Sitting back, he stared at his screen for a long time.
No. Fucking. Way.
It couldn’t be that simple, could it?
This would take some more researching. A lot more.
Digging into how the wolves came about their territory.
That they legally owned the land currently comprising their territory was not in dispute. They bought more every year, constantly expanding it.
But at some point in time before Maine was a colony or a state, someone had to have laid claim to this territory.
He wanted to know more about that.
Which wa
s where his money and contacts came in handy.
* * * *
Two weeks later, Carl was staring at a very detailed report tracing the lineage not of a person, but of property. Included in the huge binder full of information were copies of deeds and other records, including some written in French.
The summation was that the property could be traced back to the earliest settlers of the region and even before that.
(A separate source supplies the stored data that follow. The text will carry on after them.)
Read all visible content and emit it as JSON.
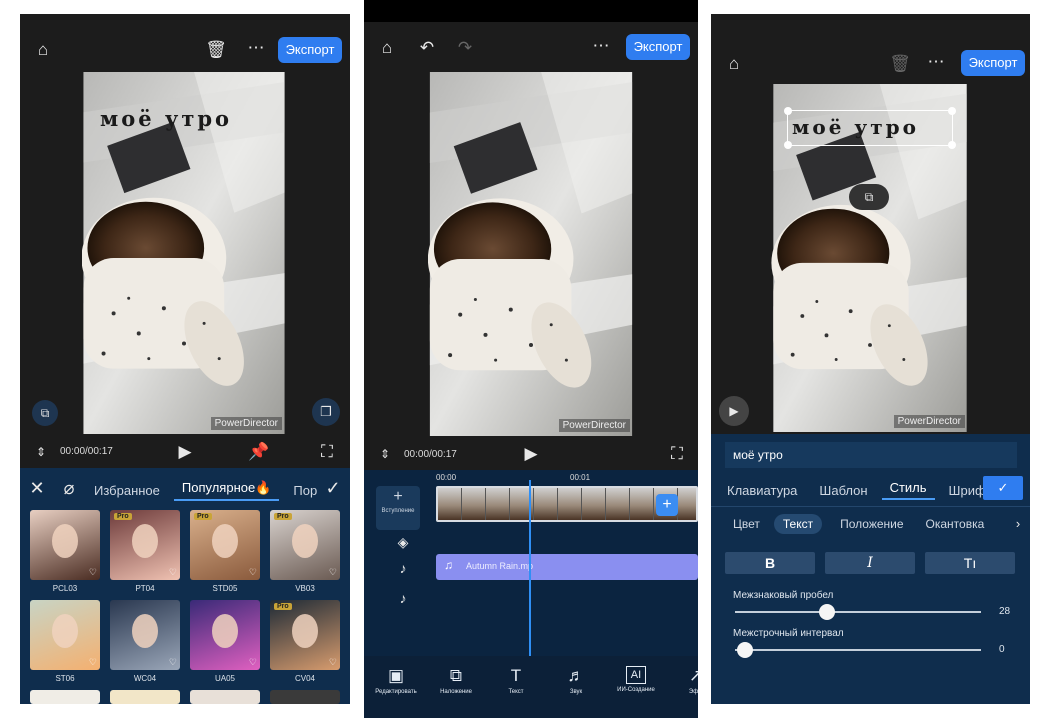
{
  "panel1": {
    "top_icons": [
      "home-icon",
      "trash-icon",
      "more-icon"
    ],
    "export_label": "Экспорт",
    "overlay_text": "моё утро",
    "watermark": "PowerDirector",
    "timecode": "00:00/00:17",
    "filter_tabs": [
      "Избранное",
      "Популярное🔥",
      "Пор"
    ],
    "filters": [
      {
        "name": "PCL03",
        "pro": false
      },
      {
        "name": "PT04",
        "pro": true
      },
      {
        "name": "STD05",
        "pro": true
      },
      {
        "name": "VB03",
        "pro": true
      },
      {
        "name": "ST06",
        "pro": false
      },
      {
        "name": "WC04",
        "pro": false
      },
      {
        "name": "UA05",
        "pro": false
      },
      {
        "name": "CV04",
        "pro": true
      }
    ],
    "pro_badge": "Pro"
  },
  "panel2": {
    "export_label": "Экспорт",
    "timecode": "00:00/00:17",
    "watermark": "PowerDirector",
    "ruler": [
      "00:00",
      "00:01"
    ],
    "intro_label": "Вступление",
    "audio_clip": "Autumn Rain.mp",
    "tools": [
      {
        "label": "Редактировать",
        "icon": "edit-icon"
      },
      {
        "label": "Наложение",
        "icon": "overlay-icon"
      },
      {
        "label": "Текст",
        "icon": "text-icon"
      },
      {
        "label": "Звук",
        "icon": "sound-icon"
      },
      {
        "label": "ИИ-Создание",
        "icon": "ai-icon"
      },
      {
        "label": "Эфф",
        "icon": "effect-icon"
      }
    ]
  },
  "panel3": {
    "export_label": "Экспорт",
    "overlay_text": "моё утро",
    "watermark": "PowerDirector",
    "text_field": "моё утро",
    "tabs": [
      "Клавиатура",
      "Шаблон",
      "Стиль",
      "Шрифт"
    ],
    "active_tab": "Стиль",
    "subtabs": [
      "Цвет",
      "Текст",
      "Положение",
      "Окантовка"
    ],
    "active_subtab": "Текст",
    "format_buttons": [
      "B",
      "I",
      "Tı"
    ],
    "letter_spacing_label": "Межзнаковый пробел",
    "letter_spacing_value": "28",
    "letter_spacing_level": 0.34,
    "line_spacing_label": "Межстрочный интервал",
    "line_spacing_value": "0",
    "line_spacing_level": 0.0
  },
  "colors": {
    "accent": "#2f7df0",
    "panel_blue": "#0f2d4d",
    "audio_track": "#8a8ff0"
  }
}
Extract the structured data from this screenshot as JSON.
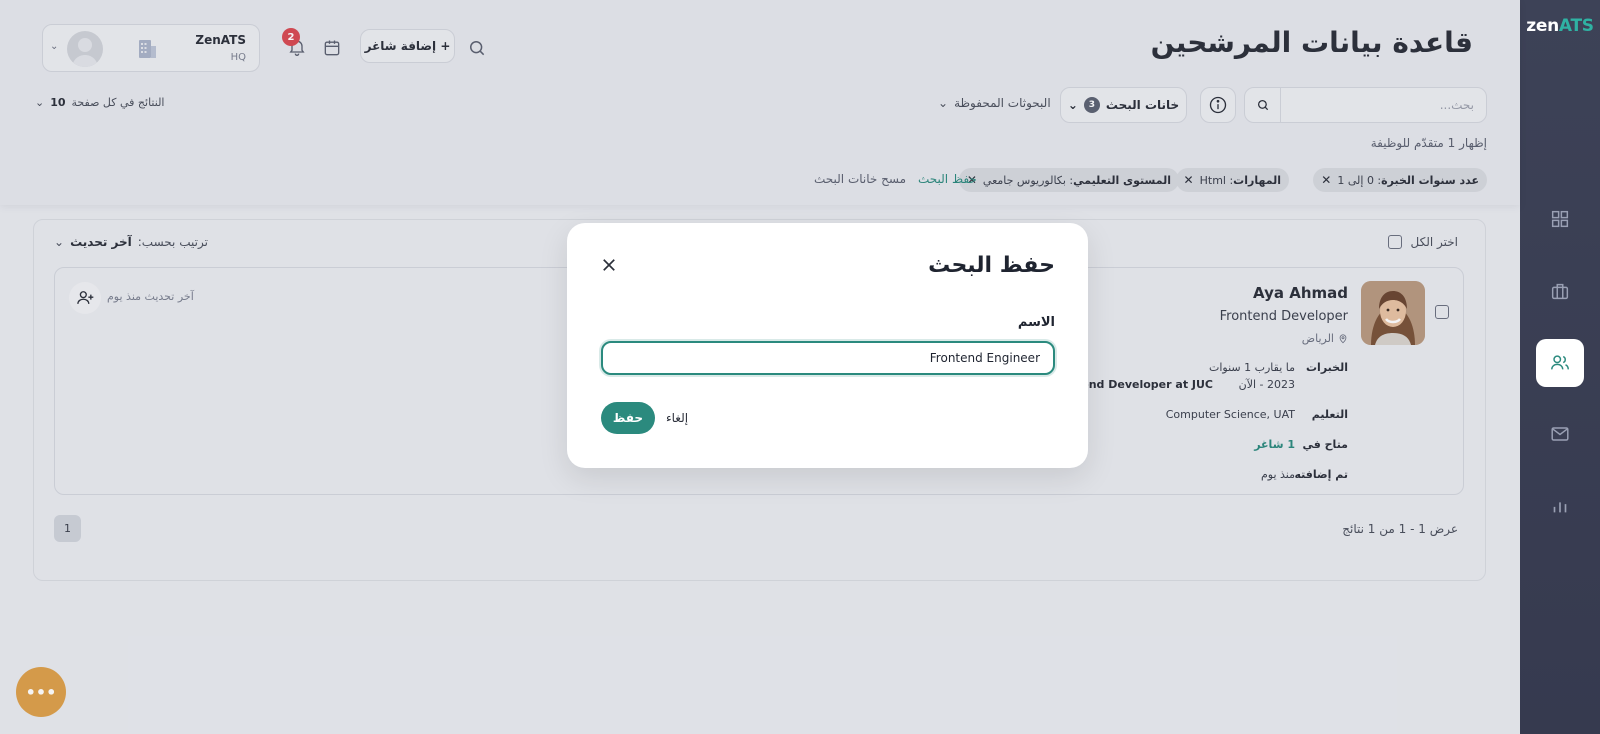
{
  "app": {
    "logo_main": "zen",
    "logo_accent": "ATS"
  },
  "header": {
    "title": "قاعدة بيانات المرشحين",
    "user_name": "ZenATS",
    "user_sub": "HQ",
    "notification_count": "2",
    "add_job_label": "+ إضافة شاغر"
  },
  "toolbar": {
    "search_placeholder": "بحث...",
    "filters_label": "خانات البحث",
    "filters_count": "3",
    "saved_searches_label": "البحوثات المحفوظة",
    "per_page_label": "النتائج في كل صفحة",
    "per_page_value": "10",
    "showing_text": "إظهار 1 متقدّم للوظيفة"
  },
  "filter_chips": [
    {
      "key": "عدد سنوات الخبرة",
      "value": ": 0 إلى 1"
    },
    {
      "key": "المهارات",
      "value": ": Html"
    },
    {
      "key": "المستوى التعليمي",
      "value": ": بكالوريوس جامعي"
    }
  ],
  "filter_actions": {
    "save_search": "حفظ البحث",
    "clear_filters": "مسح خانات البحث"
  },
  "results": {
    "select_all": "اختر الكل",
    "sort_label": "ترتيب بحسب:",
    "sort_value": "آخر تحديث",
    "pagination_current": "1",
    "count_text": "عرض 1 - 1 من 1 نتائج"
  },
  "candidate": {
    "name": "Aya Ahmad",
    "title": "Frontend Developer",
    "location": "الرياض",
    "last_update": "آخر تحديث منذ يوم",
    "experience_label": "الخبرات",
    "experience_duration": "ما يقارب 1 سنوات",
    "experience_dates": "2023 - الآن",
    "experience_role": "Frontend Developer at JUC",
    "education_label": "التعليم",
    "education_value": "Computer Science, UAT",
    "available_label": "متاح في",
    "available_value": "1 شاغر",
    "added_label": "تم إضافته",
    "added_value": "منذ يوم"
  },
  "modal": {
    "title": "حفظ البحث",
    "field_label": "الاسم",
    "name_value": "Frontend Engineer",
    "save_label": "حفظ",
    "cancel_label": "إلغاء"
  },
  "fab_label": "•••",
  "colors": {
    "accent": "#2b8a7e",
    "sidebar": "#3d4257",
    "fab": "#dda04a",
    "badge": "#d84a52"
  },
  "icons": [
    "dashboard-icon",
    "briefcase-icon",
    "users-icon",
    "mail-icon",
    "chart-icon",
    "search-icon",
    "calendar-icon",
    "bell-icon",
    "building-icon",
    "info-icon",
    "close-icon",
    "user-plus-icon",
    "location-pin-icon",
    "chevron-down-icon"
  ]
}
It was likely no coincidence that so many early settlers came from England and Scotland.
Interestingly enough, even before that, there were disputed theories about other explorers coming through, maybe even making contact with the indigenous people, before the written record.
Some said Vikings.
Carl rubbed a hand over his face. Plenty of early cockatrice nests were mistaken for—accidentally, or purposefully made to look like—Vikings. The conquest, the chaos.
It wasn’t uncommon to make cockatrice destruction look like Vikings were the guilty ones.
There were a few topographical anomalies in the wolf Clan territory that could potentially match up to the description Carl had given to his guy to scout out, although drone investigations were inconclusive. The locations were too far into the territory to be investigated. Perhaps with a helicopter.
Carl didn’t care.
He wanted to see for himself.
The next day, equipped with a backpack and water and some beef jerky, as well as a GPS, his phone, a tablet with the scanned book pages on it, a topographical map, and a gun, he headed into wolf Clan territory overland, from a state park. It would be longer but there were no residences and little chance of him encountering anyone.
It took him until the next morning to find it. When he did, he stood there, staring as if he’d found the Holy Grail.
Because he had.
“Holy fuck,” he whispered, shedding the backpack and scaling the rock pile.
Turning around, he suddenly felt a hot wind engulf him, spinning around him, and his world went black.